The first half was a perfect display of the differing offensive styles between the teams. The Aggies ran 40 plays from scrimmage, methodically moving the ball up and down the field. Their offense put up 199 yards for an average of about five yards-per-play. Using a system that relies heavily on Trayveon Williams’ ability to gash defenses, the Rebel defense limited the A&M rushing attack to 2.2 yards-per- carry. Mohamed Sanogo was once again the key cog for the Ole Miss defense. He was at the middle of everything before the half. He added nine tackles and a tackle-for-loss.
The Ole Miss offense found a rhythm towards the end of the first quarter. After failing to run the ball effectively at the start, the balance returned.
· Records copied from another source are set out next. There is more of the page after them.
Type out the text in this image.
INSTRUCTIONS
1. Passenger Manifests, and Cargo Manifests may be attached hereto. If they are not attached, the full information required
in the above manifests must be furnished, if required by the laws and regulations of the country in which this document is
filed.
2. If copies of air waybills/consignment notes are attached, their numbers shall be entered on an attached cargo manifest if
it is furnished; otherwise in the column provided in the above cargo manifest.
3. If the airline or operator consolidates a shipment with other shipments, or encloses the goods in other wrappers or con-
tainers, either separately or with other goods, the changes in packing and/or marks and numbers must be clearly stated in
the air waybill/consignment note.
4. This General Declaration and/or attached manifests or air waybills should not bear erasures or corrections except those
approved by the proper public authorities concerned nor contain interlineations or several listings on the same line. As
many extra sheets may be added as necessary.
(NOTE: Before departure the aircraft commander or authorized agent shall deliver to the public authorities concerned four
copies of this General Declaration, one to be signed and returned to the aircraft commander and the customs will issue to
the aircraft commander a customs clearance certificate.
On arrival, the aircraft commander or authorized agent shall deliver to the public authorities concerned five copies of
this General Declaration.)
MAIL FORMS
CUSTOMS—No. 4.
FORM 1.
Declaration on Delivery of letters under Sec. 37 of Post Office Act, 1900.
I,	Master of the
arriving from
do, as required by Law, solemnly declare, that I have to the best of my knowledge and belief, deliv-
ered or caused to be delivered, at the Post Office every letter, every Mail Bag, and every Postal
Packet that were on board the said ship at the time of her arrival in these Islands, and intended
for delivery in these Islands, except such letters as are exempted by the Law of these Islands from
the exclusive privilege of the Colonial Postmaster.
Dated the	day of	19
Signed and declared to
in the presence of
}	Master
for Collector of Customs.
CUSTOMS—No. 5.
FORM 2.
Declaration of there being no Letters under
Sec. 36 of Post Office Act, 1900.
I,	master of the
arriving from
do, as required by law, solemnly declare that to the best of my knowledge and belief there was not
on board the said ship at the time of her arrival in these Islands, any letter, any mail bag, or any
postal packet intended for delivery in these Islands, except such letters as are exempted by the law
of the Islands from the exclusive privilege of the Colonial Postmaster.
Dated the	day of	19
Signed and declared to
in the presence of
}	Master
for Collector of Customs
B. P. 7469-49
Scottie Phillips left the game injured early, but his replacement stepped up. Woullard was able to move the sticks a few times, allowing Phil Longo to stay committed to the run. The big-play passing attack accounted for most of the offense. DaMarkus Lodge had two catches over 40 yards, and A.J. Brown added in a 39-yard catch-and-run.
The third quarter had a clear effect in the game. Ole Miss only possessed the ball for 3:57 of game-time in the quarter. The offense did not convert a first down in the quarter. The only points in the quarter came from the defense.
On its first drive of the half, the Aggies came out of the half looking to be the aggressor. Trayveon Williams started to turn those short runs that he had in the first half into big gains. The junior totaled 228 on the ground for the day, enough to take him over the 1,000-yard markin a season for the second time in his career.
The Aggies looked to take a 7-point lead deep in Ole Miss territory. Kellen Mond fumbled on a quarterback run at the four-yard line. Zedrick Woods recovered it and returned it for a 96-yard scoop-and-score. The defense answered again on the next drive with an interception by Ken Webster. The spark needed to put distance between the Aggies and the Rebels was there, but the offense dropped the ball. Matt Luke acknowledged the effort that his defense played with today.
“They are playing hard. They are giving it all they got,” Luke said. “Offensively, we have to find a way to stay on the field and help (the defense) out.”
Third-down efficiency, or lack thereof, held the offense back. The team successfully converted a third-down once out of 11 tries, and the one was when the game was out of reach. The biggest failure to convert came in the third quarter when Brown and Ta’amu had connected for 14 yards and a first down.
However, the play was negated by targeting call that stemmed from a blindside block from Dawson Knox. Not only did Ole Miss have to punt, but Knox will miss the first half of next week’s matchup against Vanderbilt due to the targeting call against him.
Lost in a disappointing finish was A.J. Brown’s historic day. With his performance today, the Starkville native eclipsed the 1,000-yard mark again. Also, he became the program’s leader in career receiving yards.
The defensive woes are well documented. The group is completely depleted of any resemblance of depth. Today, not only did the defense keep the offense in the game, the defense was the reason the game was winnable going into the fourth quarter. When the offense went anemic, the defense answered the bell for three quarters. Trayveon Williams became too much of an issue, and the game was settled.